Overheads and practical limits: EGG construction saturates efficiently for expressions of length up to 20, with e-graph memory cost scaling as $O(n^2)$ compared to $O(2^n)$ for naive enumeration of all equivalent forms (Jiang et al., 8 Nov 2025).

6. Generalization, Limitations, and Future Directions

Frameworks are broadly generalizable but face scaling and expressivity challenges:

Disciplinary agnosticism: Graph representations and learning modules are domain-agnostic; replacing the operator/variable set or edge priors allows application to chemistry, biology, economics, and beyond (Romiti, 7 Aug 2025, Xu et al., 13 Nov 2025).
Structural templates and priors: Operator libraries and graph templates encode inductive biases: insufficient diversity can preclude discovery of key terms (e.g., third-order derivatives), while overly large templates impact computational tractability (Atkinson et al., 2019, Xu et al., 13 Nov 2025).
Interpretability vs. flexibility: MLP-based and GNN-based models offer greater expressivity but at the cost of interpretability, mitigated by symbolic extraction or white-box architectures (e.g., KANs, Spline-Wise fitting) (Cappi et al., 25 Aug 2025).
Equality-awareness and search efficiency: Domains with rich algebraic identities benefit most from e-graph integration, but overheads may be suboptimal for pure linear grammars (Jiang et al., 8 Nov 2025).
Scaling to large corpora and dense graphs: Future work will likely prioritize scalable, sparse GNN architectures, edge-weight learning, embedding of operators and tensors, and dynamic or context-sensitive graph weighting (Romiti, 7 Aug 2025).

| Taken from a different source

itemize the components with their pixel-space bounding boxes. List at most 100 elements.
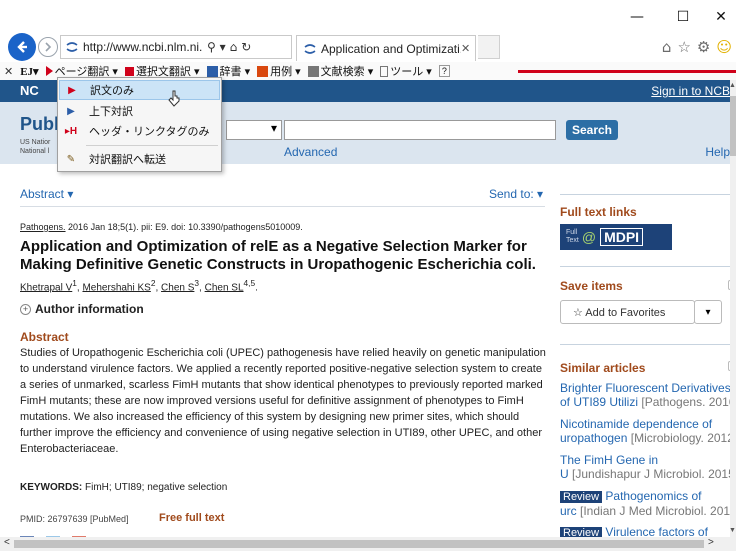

Graph-based equation discovery frameworks are systematically advancing the synthesis, search, and scientific interpretation of mathematical laws, offering scalable, interpretable, and generalizable alternatives to both symbolic regression and black-box deep learning paradigms (Atkinson et al., 2019, Romiti, 7 Aug 2025, Ranasinghe et al., 30 Mar 2025, Xu et al., 13 Nov 2025, Cappi et al., 25 Aug 2025, Jiang et al., 8 Nov 2025, Roy et al., 2023).